World Defying Dan God Chapter 1682 Bahasa Indonesia - Indowebnovel

World Defying Dan God Chapter 1682 Bahasa Indonesia

Reader Settings

Size :
A-16A+
Daftar Isi

Dapat diprediksi bahwa akan terjadi pertempuran berdarah di sini. Monyet-monyet ungu itu tampak kecil, tetapi kuku mereka sangat tajam. Ketika mereka memperlihatkan taringnya, mereka menunjukkan kilatan dingin. Jelas bahwa mereka dapat dengan mudah merobek lapisan kulit tebal yang keras.
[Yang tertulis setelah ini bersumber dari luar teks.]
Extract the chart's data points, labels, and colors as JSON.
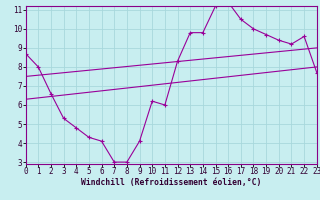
{
  "xlabel": "Windchill (Refroidissement éolien,°C)",
  "ylabel": "",
  "bg_color": "#c8eef0",
  "grid_color": "#a8d8dc",
  "line_color": "#990099",
  "xmin": 0,
  "xmax": 23,
  "ymin": 3,
  "ymax": 11,
  "line1_x": [
    0,
    1,
    2,
    3,
    4,
    5,
    6,
    7,
    8,
    9,
    10,
    11,
    12,
    13,
    14,
    15,
    16,
    17,
    18,
    19,
    20,
    21,
    22,
    23
  ],
  "line1_y": [
    8.7,
    8.0,
    6.6,
    5.3,
    4.8,
    4.3,
    4.1,
    3.0,
    3.0,
    4.1,
    6.2,
    6.0,
    8.3,
    9.8,
    9.8,
    11.2,
    11.4,
    10.5,
    10.0,
    9.7,
    9.4,
    9.2,
    9.6,
    7.7
  ],
  "line2_x": [
    0,
    23
  ],
  "line2_y": [
    7.5,
    9.0
  ],
  "line3_x": [
    0,
    23
  ],
  "line3_y": [
    6.3,
    8.0
  ],
  "xticks": [
    0,
    1,
    2,
    3,
    4,
    5,
    6,
    7,
    8,
    9,
    10,
    11,
    12,
    13,
    14,
    15,
    16,
    17,
    18,
    19,
    20,
    21,
    22,
    23
  ],
  "yticks": [
    3,
    4,
    5,
    6,
    7,
    8,
    9,
    10,
    11
  ],
  "tick_fontsize": 5.5,
  "xlabel_fontsize": 5.8,
  "marker": "+"
}
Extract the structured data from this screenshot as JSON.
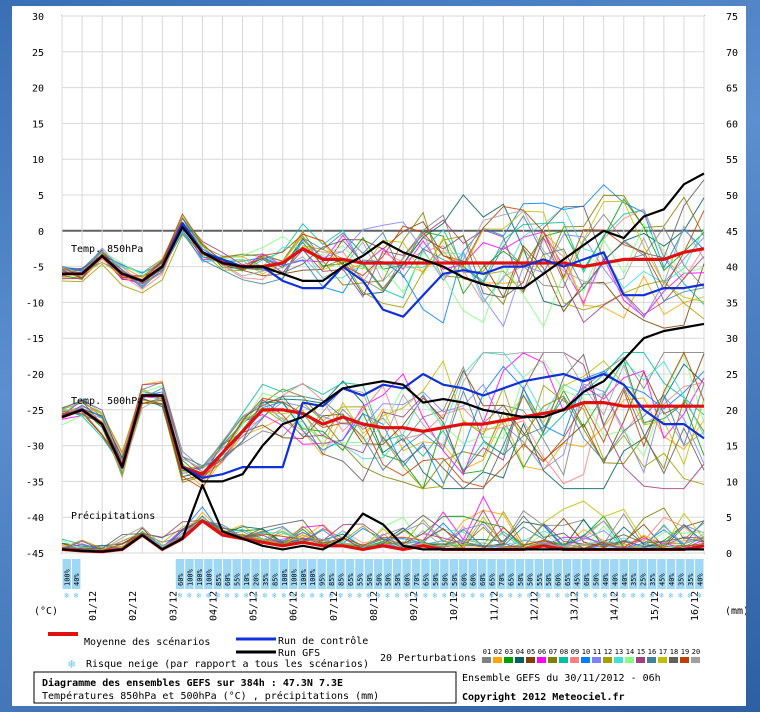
{
  "chart_data": {
    "type": "line",
    "title": "Diagramme des ensembles GEFS sur 384h : 47.3N 7.3E",
    "subtitle": "Températures 850hPa et 500hPa (°C) , précipitations (mm)",
    "run_label": "Ensemble GEFS du 30/11/2012 - 06h",
    "copyright": "Copyright 2012 Meteociel.fr",
    "ylabel_left": "(°C)",
    "ylabel_right": "(mm)",
    "ylim_left": [
      -45,
      30
    ],
    "ylim_right": [
      0,
      75
    ],
    "y_ticks_left": [
      30,
      25,
      20,
      15,
      10,
      5,
      0,
      -5,
      -10,
      -15,
      -20,
      -25,
      -30,
      -35,
      -40,
      -45
    ],
    "y_ticks_right": [
      75,
      70,
      65,
      60,
      55,
      50,
      45,
      40,
      35,
      30,
      25,
      20,
      15,
      10,
      5,
      0
    ],
    "x_range_hours": [
      0,
      384
    ],
    "x_tick_labels": [
      "01/12",
      "02/12",
      "03/12",
      "04/12",
      "05/12",
      "06/12",
      "07/12",
      "08/12",
      "09/12",
      "10/12",
      "11/12",
      "12/12",
      "13/12",
      "14/12",
      "15/12",
      "16/12"
    ],
    "x_tick_hours": [
      18,
      42,
      66,
      90,
      114,
      138,
      162,
      186,
      210,
      234,
      258,
      282,
      306,
      330,
      354,
      378
    ],
    "grid": true,
    "panel_labels": [
      "Temp. 850hPa",
      "Temp. 500hPa",
      "Précipitations"
    ],
    "snow_risk": [
      "100%",
      "40%",
      "",
      "",
      "",
      "",
      "",
      "",
      "",
      "",
      "",
      "",
      "60%",
      "100%",
      "100%",
      "100%",
      "85%",
      "60%",
      "55%",
      "10%",
      "20%",
      "35%",
      "85%",
      "100%",
      "100%",
      "100%",
      "100%",
      "95%",
      "85%",
      "85%",
      "65%",
      "55%",
      "50%",
      "50%",
      "50%",
      "50%",
      "60%",
      "70%",
      "65%",
      "50%",
      "50%",
      "50%",
      "60%",
      "60%",
      "60%",
      "65%",
      "70%",
      "65%",
      "50%",
      "50%",
      "55%",
      "50%",
      "60%",
      "65%",
      "45%",
      "60%",
      "50%",
      "40%",
      "40%",
      "40%",
      "35%",
      "25%",
      "35%",
      "45%",
      "40%",
      "35%",
      "35%",
      "40%"
    ],
    "legend": {
      "mean": "Moyenne des scénarios",
      "control": "Run de contrôle",
      "gfs": "Run GFS",
      "snow": "Risque neige (par rapport a tous les scénarios)",
      "perturbations_label": "20 Perturbations",
      "perturbations": [
        "01",
        "02",
        "03",
        "04",
        "05",
        "06",
        "07",
        "08",
        "09",
        "10",
        "11",
        "12",
        "13",
        "14",
        "15",
        "16",
        "17",
        "18",
        "19",
        "20"
      ]
    },
    "colors": {
      "mean": "#e01010",
      "control": "#1030d8",
      "gfs": "#000000",
      "snow": "#9fd8f4",
      "perturbations": [
        "#808080",
        "#ffa500",
        "#00a000",
        "#006060",
        "#804000",
        "#ff00ff",
        "#808000",
        "#00c0a0",
        "#ff8080",
        "#0080ff",
        "#8080ff",
        "#a0a000",
        "#40e0d0",
        "#80ff80",
        "#a04080",
        "#4080a0",
        "#c0c000",
        "#606060",
        "#c04000",
        "#a0a0a0"
      ]
    },
    "series": [
      {
        "name": "Temp. 850hPa - Moyenne des scénarios",
        "x": [
          0,
          12,
          24,
          36,
          48,
          60,
          72,
          84,
          96,
          108,
          120,
          132,
          144,
          156,
          168,
          180,
          192,
          204,
          216,
          228,
          240,
          252,
          264,
          276,
          288,
          300,
          312,
          324,
          336,
          348,
          360,
          372,
          384
        ],
        "values": [
          -6,
          -6,
          -3.5,
          -6,
          -7,
          -5,
          1,
          -3,
          -4.5,
          -5,
          -5,
          -4.5,
          -2.5,
          -4,
          -4,
          -4.5,
          -4.5,
          -4.5,
          -4.5,
          -4.5,
          -4.5,
          -4.5,
          -4.5,
          -4.5,
          -4.5,
          -4.5,
          -5,
          -4.5,
          -4,
          -4,
          -4,
          -3,
          -2.5
        ]
      },
      {
        "name": "Temp. 850hPa - Run de contrôle",
        "x": [
          0,
          12,
          24,
          36,
          48,
          60,
          72,
          84,
          96,
          108,
          120,
          132,
          144,
          156,
          168,
          180,
          192,
          204,
          216,
          228,
          240,
          252,
          264,
          276,
          288,
          300,
          312,
          324,
          336,
          348,
          360,
          372,
          384
        ],
        "values": [
          -6,
          -6,
          -3.5,
          -6,
          -7,
          -5,
          1,
          -3,
          -4,
          -5,
          -5,
          -7,
          -8,
          -8,
          -5,
          -7,
          -11,
          -12,
          -9,
          -6,
          -5.5,
          -6,
          -5,
          -5,
          -4,
          -5,
          -4,
          -3,
          -9,
          -9,
          -8,
          -8,
          -7.5
        ]
      },
      {
        "name": "Temp. 850hPa - Run GFS",
        "x": [
          0,
          12,
          24,
          36,
          48,
          60,
          72,
          84,
          96,
          108,
          120,
          132,
          144,
          156,
          168,
          180,
          192,
          204,
          216,
          228,
          240,
          252,
          264,
          276,
          288,
          300,
          312,
          324,
          336,
          348,
          360,
          372,
          384
        ],
        "values": [
          -6,
          -6,
          -3.5,
          -6,
          -7,
          -5,
          0.5,
          -3,
          -4.5,
          -5,
          -5,
          -6,
          -7,
          -7,
          -5,
          -3.5,
          -1.5,
          -3,
          -4,
          -5,
          -6.5,
          -7.5,
          -8,
          -8,
          -6,
          -4,
          -2,
          0,
          -1,
          2,
          3,
          6.5,
          8
        ]
      },
      {
        "name": "Temp. 500hPa - Moyenne des scénarios",
        "x": [
          0,
          12,
          24,
          36,
          48,
          60,
          72,
          84,
          96,
          108,
          120,
          132,
          144,
          156,
          168,
          180,
          192,
          204,
          216,
          228,
          240,
          252,
          264,
          276,
          288,
          300,
          312,
          324,
          336,
          348,
          360,
          372,
          384
        ],
        "values": [
          -26,
          -25,
          -27,
          -33,
          -23,
          -23,
          -33,
          -34,
          -31,
          -28,
          -25,
          -25,
          -25.5,
          -27,
          -26,
          -27,
          -27.5,
          -27.5,
          -28,
          -27.5,
          -27,
          -27,
          -26.5,
          -26,
          -25.5,
          -25,
          -24,
          -24,
          -24.5,
          -24.5,
          -24.5,
          -24.5,
          -24.5
        ]
      },
      {
        "name": "Temp. 500hPa - Run de contrôle",
        "x": [
          0,
          12,
          24,
          36,
          48,
          60,
          72,
          84,
          96,
          108,
          120,
          132,
          144,
          156,
          168,
          180,
          192,
          204,
          216,
          228,
          240,
          252,
          264,
          276,
          288,
          300,
          312,
          324,
          336,
          348,
          360,
          372,
          384
        ],
        "values": [
          -26,
          -25,
          -27,
          -33,
          -23,
          -23,
          -33,
          -34.5,
          -34,
          -33,
          -33,
          -33,
          -24,
          -24.5,
          -22,
          -23,
          -21.5,
          -22,
          -20,
          -21.5,
          -22,
          -23,
          -22,
          -21,
          -20.5,
          -20,
          -21,
          -20,
          -21.5,
          -25,
          -27,
          -27,
          -29
        ]
      },
      {
        "name": "Temp. 500hPa - Run GFS",
        "x": [
          0,
          12,
          24,
          36,
          48,
          60,
          72,
          84,
          96,
          108,
          120,
          132,
          144,
          156,
          168,
          180,
          192,
          204,
          216,
          228,
          240,
          252,
          264,
          276,
          288,
          300,
          312,
          324,
          336,
          348,
          360,
          372,
          384
        ],
        "values": [
          -26,
          -25,
          -27,
          -33,
          -23,
          -23,
          -33,
          -35,
          -35,
          -34,
          -30,
          -27,
          -26,
          -24,
          -22,
          -21.5,
          -21,
          -21.5,
          -24,
          -23.5,
          -24,
          -25,
          -25.5,
          -26,
          -26,
          -25,
          -22.5,
          -21,
          -18,
          -15,
          -14,
          -13.5,
          -13
        ]
      },
      {
        "name": "Précipitations - Moyenne des scénarios",
        "x": [
          0,
          12,
          24,
          36,
          48,
          60,
          72,
          84,
          96,
          108,
          120,
          132,
          144,
          156,
          168,
          180,
          192,
          204,
          216,
          228,
          240,
          252,
          264,
          276,
          288,
          300,
          312,
          324,
          336,
          348,
          360,
          372,
          384
        ],
        "values": [
          0.5,
          0.3,
          0.2,
          0.5,
          2.5,
          0.5,
          2,
          4.5,
          2.5,
          2,
          1.5,
          1,
          1.5,
          1,
          1,
          0.5,
          1,
          0.5,
          1,
          0.5,
          0.5,
          0.5,
          0.5,
          0.5,
          1,
          0.5,
          0.5,
          0.5,
          0.5,
          0.5,
          0.5,
          0.5,
          1
        ]
      },
      {
        "name": "Précipitations - Run GFS",
        "x": [
          0,
          12,
          24,
          36,
          48,
          60,
          72,
          84,
          96,
          108,
          120,
          132,
          144,
          156,
          168,
          180,
          192,
          204,
          216,
          228,
          240,
          252,
          264,
          276,
          288,
          300,
          312,
          324,
          336,
          348,
          360,
          372,
          384
        ],
        "values": [
          0.5,
          0.3,
          0.2,
          0.5,
          2.5,
          0.5,
          2,
          9.5,
          3,
          2,
          1,
          0.5,
          1,
          0.5,
          2,
          5.5,
          4,
          1,
          0.5,
          0.5,
          0.5,
          0.5,
          0.5,
          0.5,
          0.5,
          0.5,
          0.5,
          0.5,
          0.5,
          0.5,
          0.5,
          0.5,
          0.5
        ]
      }
    ]
  }
}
“Jumlah babi hutan sedikit, dan kelincahan mereka lebih rendah daripada monyet-monyet itu. Sepertinya kelompok babi hutan ini akan kurang beruntung.” Dia, Pearl, dan Kong Bailing dapat melihat situasi di luar dari dalam.

Monyet-monyet ungu itu semuanya berada di atas pohon, ratusan ribu jumlahnya, mengelilingi babi hutan dalam lingkaran, memperlihatkan gigi mereka dan berteriak. Kelompok babi hutan itu mengeluarkan raungan yang dalam, menyebabkan taring mereka memancarkan cahaya ungu yang mengintimidasi, orang dapat mengetahui bahwa kekuatan tempur babi hutan ini sangat kuat, meskipun hanya 50.000 atau 60.000 binatang buas yang mengamuk, sepertinya mereka tidak akan kalah.

Chen Xiang bersembunyi di atas sana, sementara Kera Ungu dan Babi Hutan di bawahnya tidak menyadarinya, apalagi mereka semua berteriak-teriak, bagaimana mungkin mereka peduli dengan hal lain?

Pertempuran belum dimulai, dan kedua belah pihak berteriak untuk meningkatkan momentum mereka.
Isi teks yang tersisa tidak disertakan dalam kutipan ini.